Greek actress Katerina Lechou (front R) acting the high priestess lights the Olympic flame during the Olympic flame lighting ceremony for the PyeongChang 2018 Winter Olympic Games in ancient Olympia, Greece, on Oct. 24, 2017. (Xinhua)
by Maria Spiliopoulou
ANCIENT OLYMPIA, Greece, Oct. 24 (Xinhua) -- The Olympic Flame that will be burning for the 2018 PyeongChang Winter Olympics started its journey on Tuesday from the birthplace of the Games at ancient Olympia in western Greece, after a ritual ceremony.
Due to the cloudy and rainy weather, changes were made in the program of the flame lighting ceremony.
Greek actress Katerina Lehou in the role of a High Priestess, who stood before the 2,500-year-old Temple of Hera, a goddess in ancient Greek mythology, did not use a concave mirror to ignite the torch with the sun's rays, as per tradition.
Instead, she lit the torch at 12:33 a.m. local time from a replica of an ancient urn where the Sacred Flame was kept.
It was not the first time that the torch was not lit from the sun's rays during the official ceremony, Greek organizers noted, saying that the Sacred Light would still carry the best wishes of Greek people and the Olympic movement for a successful Games.
The last time the urn was used in the official lighting ceremony was in 2000 for the flame which burned for the Sydney Summer Olympics.
Following a dance performance by dozens of artists on the slope of the ancient stadium which hosted the first Games 25 centuries ago, the High Priestess passed the torch to the first torchbearer, Greek cross-country skier Apostolos Angelis, along with an olive branch.
Another dancer released a white pigeon to spread the Olympic ideals of friendship and peace to the world.
Greek President Prokopis Pavlopoulos, South Korean Prime Minister Lee Nak-yon, President of the International Olympic Committee Thomas Bach, President of the Organizing Committee of the PyeongChang Games Lee Hee-beom and other Greek and foreign officials attended the ceremony.
"From here, the cradle of the Olympic spirit and values, we send to the entire world the message of peace and democracy, the message of peaceful cooperation," Pavlopoulos told Xinhua and other media after the ceremony.
"It was a great start for the Olympic Winter Games of 2018 in PyeongChang... With these Games we will carry the Olympic Games into a bright future," Bach said.
The poor weather conditions did not affect the enthusiasm of the cheering crowd of locals and foreign visitors.
Despite the rain, schoolchildren from local schools in colorful uniforms formed the five Olympic circles and the Olympic anthem, the national anthem of South Korea and the national anthem of Greece were performed by children's and youth choirs.
Following the hoisting of the Olympic flag, the Games host country's flag, and the Greek flag, the Mayor of Ancient Olympia Efthymios Kotzas addressed the event.
"From these sacred grounds of Olympia, the birthplace of the Olympic Games, at the time of the relay of the Olympic Flame, I address the whole world with the message of hope, optimism and solidarity," he said.
"The flame showcases the role of sport and olympism, which contribute to the creation of a better world, through initiatives promoting dialogue, mutual understanding and solidarity," President of the Hellenic Olympic Committee Spyros Capralos added during his speech.
Both the Greek hosts and Bach wholeheartedly wished great success to the PyeongChang Games.
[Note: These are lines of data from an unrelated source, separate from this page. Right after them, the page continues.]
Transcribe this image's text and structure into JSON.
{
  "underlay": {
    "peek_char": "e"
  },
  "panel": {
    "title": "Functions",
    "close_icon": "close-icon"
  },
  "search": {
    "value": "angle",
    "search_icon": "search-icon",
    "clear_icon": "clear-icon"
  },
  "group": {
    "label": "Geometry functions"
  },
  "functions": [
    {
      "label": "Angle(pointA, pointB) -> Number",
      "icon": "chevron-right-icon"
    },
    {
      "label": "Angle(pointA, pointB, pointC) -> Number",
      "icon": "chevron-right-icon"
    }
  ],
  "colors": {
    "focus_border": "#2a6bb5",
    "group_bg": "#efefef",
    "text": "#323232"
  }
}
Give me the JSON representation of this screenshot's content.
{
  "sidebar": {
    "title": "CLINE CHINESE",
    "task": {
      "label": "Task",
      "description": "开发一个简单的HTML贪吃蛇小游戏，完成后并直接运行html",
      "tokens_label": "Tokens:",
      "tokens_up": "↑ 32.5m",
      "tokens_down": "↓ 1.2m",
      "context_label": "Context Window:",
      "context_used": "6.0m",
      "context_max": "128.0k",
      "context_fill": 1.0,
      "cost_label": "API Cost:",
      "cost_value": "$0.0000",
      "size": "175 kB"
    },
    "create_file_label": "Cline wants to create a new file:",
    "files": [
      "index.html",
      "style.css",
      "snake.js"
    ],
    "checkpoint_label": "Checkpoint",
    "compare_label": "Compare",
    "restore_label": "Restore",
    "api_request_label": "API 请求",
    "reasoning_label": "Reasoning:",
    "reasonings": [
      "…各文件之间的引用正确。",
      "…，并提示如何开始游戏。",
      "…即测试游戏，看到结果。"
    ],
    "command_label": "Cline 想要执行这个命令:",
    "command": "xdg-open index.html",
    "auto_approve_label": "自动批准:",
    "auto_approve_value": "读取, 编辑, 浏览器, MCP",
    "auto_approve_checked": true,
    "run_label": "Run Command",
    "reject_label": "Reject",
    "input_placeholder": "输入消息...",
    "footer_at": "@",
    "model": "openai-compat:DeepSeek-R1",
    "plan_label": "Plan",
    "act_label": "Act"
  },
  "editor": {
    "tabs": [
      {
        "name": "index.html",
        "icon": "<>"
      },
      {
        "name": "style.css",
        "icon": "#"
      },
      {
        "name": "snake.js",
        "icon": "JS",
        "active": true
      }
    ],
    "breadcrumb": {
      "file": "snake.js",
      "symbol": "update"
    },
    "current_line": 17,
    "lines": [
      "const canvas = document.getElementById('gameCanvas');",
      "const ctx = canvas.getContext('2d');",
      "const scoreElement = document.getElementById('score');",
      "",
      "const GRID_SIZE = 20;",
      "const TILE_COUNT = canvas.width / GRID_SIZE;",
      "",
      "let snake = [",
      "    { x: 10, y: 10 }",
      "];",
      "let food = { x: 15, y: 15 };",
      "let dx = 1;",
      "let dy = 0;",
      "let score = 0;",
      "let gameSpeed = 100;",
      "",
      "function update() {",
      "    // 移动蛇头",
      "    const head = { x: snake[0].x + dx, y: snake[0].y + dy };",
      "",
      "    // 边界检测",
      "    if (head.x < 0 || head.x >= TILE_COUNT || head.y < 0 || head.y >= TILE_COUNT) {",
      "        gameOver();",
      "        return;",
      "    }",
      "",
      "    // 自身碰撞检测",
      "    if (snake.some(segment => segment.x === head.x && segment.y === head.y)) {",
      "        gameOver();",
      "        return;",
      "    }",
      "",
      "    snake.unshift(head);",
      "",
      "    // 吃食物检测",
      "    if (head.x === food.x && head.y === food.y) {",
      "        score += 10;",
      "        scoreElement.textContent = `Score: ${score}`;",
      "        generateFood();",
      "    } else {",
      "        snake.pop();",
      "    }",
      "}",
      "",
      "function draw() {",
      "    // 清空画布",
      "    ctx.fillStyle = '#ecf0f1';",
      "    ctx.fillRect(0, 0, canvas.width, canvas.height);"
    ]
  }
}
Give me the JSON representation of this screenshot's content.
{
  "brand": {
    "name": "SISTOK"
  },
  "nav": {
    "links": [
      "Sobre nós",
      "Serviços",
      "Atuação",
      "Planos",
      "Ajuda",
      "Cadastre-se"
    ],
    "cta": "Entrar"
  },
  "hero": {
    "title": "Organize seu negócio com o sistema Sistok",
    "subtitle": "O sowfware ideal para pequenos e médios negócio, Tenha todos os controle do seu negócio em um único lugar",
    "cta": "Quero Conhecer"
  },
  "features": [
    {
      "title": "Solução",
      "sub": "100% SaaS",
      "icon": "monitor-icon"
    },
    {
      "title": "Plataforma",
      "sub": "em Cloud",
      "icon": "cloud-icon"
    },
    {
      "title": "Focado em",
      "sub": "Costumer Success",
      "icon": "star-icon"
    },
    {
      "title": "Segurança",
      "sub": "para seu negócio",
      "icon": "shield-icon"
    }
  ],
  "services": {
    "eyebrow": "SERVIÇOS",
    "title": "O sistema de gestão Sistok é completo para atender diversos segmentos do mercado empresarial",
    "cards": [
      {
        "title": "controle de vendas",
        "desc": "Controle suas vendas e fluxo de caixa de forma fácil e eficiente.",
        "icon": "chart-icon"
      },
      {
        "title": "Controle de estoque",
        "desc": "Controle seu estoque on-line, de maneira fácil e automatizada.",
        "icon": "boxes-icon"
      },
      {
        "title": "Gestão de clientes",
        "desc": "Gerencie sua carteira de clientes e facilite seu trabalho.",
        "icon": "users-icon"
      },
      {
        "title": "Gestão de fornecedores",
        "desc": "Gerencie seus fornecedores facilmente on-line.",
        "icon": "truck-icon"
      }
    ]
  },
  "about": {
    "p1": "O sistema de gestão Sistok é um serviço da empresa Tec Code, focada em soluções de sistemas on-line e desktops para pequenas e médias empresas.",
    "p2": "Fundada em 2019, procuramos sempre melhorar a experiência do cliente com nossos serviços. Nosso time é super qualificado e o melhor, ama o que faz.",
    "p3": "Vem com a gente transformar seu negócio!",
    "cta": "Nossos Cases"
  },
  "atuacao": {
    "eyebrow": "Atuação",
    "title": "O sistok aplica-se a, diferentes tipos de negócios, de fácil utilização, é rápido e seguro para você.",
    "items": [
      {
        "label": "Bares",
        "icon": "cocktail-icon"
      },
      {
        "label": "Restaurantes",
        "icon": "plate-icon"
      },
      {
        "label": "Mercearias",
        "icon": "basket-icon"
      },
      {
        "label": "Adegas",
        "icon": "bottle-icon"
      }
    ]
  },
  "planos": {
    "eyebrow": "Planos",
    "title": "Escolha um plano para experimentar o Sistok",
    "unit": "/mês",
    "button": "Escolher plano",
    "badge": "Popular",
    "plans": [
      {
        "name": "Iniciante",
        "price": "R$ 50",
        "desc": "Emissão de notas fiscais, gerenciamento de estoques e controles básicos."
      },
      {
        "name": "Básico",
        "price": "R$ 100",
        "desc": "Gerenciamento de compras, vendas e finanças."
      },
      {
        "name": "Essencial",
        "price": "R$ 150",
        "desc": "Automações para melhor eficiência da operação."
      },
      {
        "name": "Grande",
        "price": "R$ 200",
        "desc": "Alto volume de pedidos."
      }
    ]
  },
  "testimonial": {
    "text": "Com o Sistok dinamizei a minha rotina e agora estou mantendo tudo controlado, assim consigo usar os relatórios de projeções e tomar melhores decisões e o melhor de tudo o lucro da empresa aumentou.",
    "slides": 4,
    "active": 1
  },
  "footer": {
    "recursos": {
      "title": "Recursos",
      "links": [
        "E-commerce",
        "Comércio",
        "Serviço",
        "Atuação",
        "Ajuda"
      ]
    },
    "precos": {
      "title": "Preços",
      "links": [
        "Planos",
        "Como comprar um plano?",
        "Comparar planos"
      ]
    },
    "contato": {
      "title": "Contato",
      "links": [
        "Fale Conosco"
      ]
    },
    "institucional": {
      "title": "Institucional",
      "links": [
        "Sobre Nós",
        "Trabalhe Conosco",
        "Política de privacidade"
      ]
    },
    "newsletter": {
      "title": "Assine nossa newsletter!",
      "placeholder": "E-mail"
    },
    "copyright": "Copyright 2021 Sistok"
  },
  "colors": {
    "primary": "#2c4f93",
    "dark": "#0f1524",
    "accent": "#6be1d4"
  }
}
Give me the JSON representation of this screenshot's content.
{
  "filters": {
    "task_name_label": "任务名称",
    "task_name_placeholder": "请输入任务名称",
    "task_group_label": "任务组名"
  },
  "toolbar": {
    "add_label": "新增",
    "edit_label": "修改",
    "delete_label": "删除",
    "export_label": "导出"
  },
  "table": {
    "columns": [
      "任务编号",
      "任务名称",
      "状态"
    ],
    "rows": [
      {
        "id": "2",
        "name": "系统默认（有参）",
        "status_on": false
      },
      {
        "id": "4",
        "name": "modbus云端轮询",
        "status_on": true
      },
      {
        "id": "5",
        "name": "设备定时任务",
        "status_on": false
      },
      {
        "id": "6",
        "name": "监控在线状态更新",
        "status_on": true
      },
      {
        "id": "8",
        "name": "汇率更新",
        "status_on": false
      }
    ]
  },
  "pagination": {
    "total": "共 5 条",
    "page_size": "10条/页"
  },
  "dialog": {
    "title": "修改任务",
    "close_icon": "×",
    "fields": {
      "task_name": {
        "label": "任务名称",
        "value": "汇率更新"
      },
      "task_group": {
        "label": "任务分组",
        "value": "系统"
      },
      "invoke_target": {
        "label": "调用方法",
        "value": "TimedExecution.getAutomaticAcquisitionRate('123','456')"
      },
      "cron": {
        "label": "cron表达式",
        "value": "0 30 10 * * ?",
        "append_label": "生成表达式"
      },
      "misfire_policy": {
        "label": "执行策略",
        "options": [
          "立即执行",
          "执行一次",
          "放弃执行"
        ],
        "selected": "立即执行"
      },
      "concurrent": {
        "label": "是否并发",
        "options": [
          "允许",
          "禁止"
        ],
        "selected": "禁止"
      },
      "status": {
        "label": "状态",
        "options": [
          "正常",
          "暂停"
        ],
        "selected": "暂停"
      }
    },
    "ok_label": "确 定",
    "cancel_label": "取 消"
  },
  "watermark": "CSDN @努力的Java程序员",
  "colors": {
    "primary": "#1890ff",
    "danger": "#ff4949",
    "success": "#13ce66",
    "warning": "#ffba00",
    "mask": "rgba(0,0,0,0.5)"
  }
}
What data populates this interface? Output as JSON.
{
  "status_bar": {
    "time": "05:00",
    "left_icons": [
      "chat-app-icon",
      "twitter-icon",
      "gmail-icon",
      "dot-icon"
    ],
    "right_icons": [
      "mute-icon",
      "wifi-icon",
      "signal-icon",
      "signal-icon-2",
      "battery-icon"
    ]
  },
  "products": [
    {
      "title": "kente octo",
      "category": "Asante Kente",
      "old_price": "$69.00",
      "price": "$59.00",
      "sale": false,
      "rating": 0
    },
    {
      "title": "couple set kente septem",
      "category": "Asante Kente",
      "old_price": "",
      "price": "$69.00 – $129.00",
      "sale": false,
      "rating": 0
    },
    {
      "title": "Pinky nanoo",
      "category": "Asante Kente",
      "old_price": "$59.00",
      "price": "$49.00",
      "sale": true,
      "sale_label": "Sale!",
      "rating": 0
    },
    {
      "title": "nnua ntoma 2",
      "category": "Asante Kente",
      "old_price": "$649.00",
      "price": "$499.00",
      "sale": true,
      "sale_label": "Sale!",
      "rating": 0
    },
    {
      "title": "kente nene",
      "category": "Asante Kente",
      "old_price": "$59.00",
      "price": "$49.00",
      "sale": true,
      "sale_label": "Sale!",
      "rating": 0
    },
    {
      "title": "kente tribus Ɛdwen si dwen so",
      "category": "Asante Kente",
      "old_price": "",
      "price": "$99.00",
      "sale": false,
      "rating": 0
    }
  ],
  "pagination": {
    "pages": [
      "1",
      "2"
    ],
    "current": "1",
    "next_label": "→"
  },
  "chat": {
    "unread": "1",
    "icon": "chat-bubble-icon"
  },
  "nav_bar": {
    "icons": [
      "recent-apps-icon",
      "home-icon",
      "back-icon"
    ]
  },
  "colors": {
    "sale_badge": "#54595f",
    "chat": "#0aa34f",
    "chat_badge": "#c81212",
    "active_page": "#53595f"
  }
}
"Our founder, Pierre de Coubertin, once said that the Olympic Games are a pilgrimage to the past and an act of faith in the future," Bach said.
The first South Korean torchbearer who received the flame burning for the Feb. 9-25 Winter Olympics from the Greek athlete was veteran football player Park Ji-sung.
"It is a great honor for me to represent my country and be the first runner from South Korea...I am very excited to watch the Olympics," he told Xinhua after the event.
The first leg of the relay across Greece will end next week in Athens. The Sacred Flame will be delivered on Oct. 31 to South Korean organizers in a handover ceremony at the marble Panathinaic stadium which hosted the first modern Olympic Games in 1896.
The second leg of the relay in South Korea will involve 7,500 torchbearers and 2,018 support runners across its 2,018 km journey to the PyeongChang Olympic Stadium on Feb. 9.